The two figures represent different economic frames and must not be summed. Together, they define the boundary of the problem.
These figures reframed the conversation at leadership level. The eCommerce underperformance had been treated as a channel optimization problem. The diagnostic placed it in economic terms that the CFO and the parent group could evaluate directly. The question shifted from why the conversion rate was low to what the current decision system configuration was costing the organization.
POST-DIAGNOSTIC SITUATION
A defined problem, a located cause, and a measurable starting point for recovery.
Clario identified the constraint and quantified its cost. Execution remained with the client.
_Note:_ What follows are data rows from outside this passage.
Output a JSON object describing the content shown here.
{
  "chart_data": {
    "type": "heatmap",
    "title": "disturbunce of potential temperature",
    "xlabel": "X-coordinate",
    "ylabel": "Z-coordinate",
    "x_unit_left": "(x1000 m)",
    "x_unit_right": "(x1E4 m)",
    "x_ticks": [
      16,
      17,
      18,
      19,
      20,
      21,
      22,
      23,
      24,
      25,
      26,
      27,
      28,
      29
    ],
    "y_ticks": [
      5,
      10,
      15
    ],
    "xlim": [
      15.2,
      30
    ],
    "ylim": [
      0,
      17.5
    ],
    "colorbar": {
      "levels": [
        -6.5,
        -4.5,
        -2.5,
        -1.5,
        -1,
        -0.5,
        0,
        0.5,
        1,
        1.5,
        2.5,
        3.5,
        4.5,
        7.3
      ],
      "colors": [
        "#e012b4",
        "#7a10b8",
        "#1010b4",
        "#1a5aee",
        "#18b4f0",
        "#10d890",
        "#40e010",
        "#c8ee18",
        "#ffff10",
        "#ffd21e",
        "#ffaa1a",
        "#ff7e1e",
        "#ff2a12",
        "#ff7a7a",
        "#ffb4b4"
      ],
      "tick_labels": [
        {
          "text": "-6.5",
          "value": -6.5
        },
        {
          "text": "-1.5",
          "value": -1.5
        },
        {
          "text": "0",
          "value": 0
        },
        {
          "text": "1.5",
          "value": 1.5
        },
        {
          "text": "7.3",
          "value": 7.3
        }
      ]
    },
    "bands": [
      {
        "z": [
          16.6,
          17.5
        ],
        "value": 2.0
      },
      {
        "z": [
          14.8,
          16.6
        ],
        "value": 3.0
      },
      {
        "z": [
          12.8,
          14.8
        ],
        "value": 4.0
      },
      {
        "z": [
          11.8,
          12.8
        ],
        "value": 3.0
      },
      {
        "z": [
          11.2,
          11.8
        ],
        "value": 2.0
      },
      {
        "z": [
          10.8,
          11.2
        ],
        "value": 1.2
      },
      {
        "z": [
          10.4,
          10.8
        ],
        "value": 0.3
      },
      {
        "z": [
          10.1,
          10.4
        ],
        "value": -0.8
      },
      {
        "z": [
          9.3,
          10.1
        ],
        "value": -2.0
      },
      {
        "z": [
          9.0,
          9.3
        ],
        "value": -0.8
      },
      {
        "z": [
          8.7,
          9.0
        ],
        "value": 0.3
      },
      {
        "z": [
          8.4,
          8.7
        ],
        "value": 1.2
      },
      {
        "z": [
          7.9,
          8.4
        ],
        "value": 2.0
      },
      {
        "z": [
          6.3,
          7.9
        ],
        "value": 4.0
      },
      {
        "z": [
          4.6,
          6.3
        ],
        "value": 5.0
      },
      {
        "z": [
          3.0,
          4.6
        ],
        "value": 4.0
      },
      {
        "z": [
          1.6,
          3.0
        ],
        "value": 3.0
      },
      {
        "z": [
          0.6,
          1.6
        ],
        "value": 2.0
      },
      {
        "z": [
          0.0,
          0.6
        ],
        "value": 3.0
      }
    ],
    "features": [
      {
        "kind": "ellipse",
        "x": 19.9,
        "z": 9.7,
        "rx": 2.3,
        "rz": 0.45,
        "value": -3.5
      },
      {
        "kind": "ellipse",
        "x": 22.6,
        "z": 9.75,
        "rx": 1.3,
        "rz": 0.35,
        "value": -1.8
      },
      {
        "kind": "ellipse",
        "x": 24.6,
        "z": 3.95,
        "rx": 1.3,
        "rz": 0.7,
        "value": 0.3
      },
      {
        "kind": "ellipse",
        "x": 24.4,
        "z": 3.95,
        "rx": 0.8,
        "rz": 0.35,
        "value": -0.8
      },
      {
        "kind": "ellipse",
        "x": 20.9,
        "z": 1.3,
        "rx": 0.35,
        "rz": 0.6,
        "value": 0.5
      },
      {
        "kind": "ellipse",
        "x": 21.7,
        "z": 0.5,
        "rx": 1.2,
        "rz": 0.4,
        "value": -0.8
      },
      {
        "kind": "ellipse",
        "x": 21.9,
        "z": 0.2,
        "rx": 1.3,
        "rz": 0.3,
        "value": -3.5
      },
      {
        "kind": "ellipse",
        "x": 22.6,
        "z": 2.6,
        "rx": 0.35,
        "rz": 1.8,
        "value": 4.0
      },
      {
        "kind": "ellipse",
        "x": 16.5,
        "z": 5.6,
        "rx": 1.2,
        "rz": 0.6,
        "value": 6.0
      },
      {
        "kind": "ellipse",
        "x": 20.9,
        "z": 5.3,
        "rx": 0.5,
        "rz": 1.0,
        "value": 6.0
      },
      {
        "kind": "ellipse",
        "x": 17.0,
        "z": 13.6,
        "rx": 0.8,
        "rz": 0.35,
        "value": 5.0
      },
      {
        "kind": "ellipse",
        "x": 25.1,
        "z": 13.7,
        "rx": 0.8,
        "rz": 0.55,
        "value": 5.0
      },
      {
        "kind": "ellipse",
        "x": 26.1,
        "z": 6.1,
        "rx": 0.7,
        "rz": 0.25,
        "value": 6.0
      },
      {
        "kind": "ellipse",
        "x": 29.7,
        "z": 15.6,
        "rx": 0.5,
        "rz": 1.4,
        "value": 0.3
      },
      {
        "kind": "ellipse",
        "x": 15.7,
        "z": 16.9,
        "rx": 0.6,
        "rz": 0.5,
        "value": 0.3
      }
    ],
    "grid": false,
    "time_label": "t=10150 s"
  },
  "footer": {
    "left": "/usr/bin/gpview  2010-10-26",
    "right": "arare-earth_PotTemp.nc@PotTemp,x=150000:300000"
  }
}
With a located structural cause and an economic frame, the organization addressed specific decision system failures rather than running another optimization cycle on the wrong variable.
Actions taken over 12 months
- A unified commercial dashboard was built combining marketing and eCommerce metrics into a single view of channel performance, accessible to leadership across both functions.
- Decision ownership for eCommerce investment was defined across the media coordination unit, the UX team, and the eCommerce function. The two-agency structure was retained, but the coordination brief was redesigned around a single channel objective.
- The media coordination team was given a mandate to operate across a unified campaign architecture, replacing two separate briefs with one brief structured around a shared conversion and brand equity target.
Conversion Rate Progression
| Pre-diagnostic | 12-month target | Category benchmark |
|---|---|---|
| approx. 0,78% | approx. 0,98% | approx. 1,20% |
The gap has not closed fully. The 12-month target represents approximately 55 percent of the distance between the pre-diagnostic rate and the category benchmark. This is consistent with the capture rate implied by the diagnostic. Closing the full gap requires sustained alignment across the decision system, not a single initiative.
The direction is established. The economic frame produced by the diagnostic remains the reference point for the parent group’s performance review.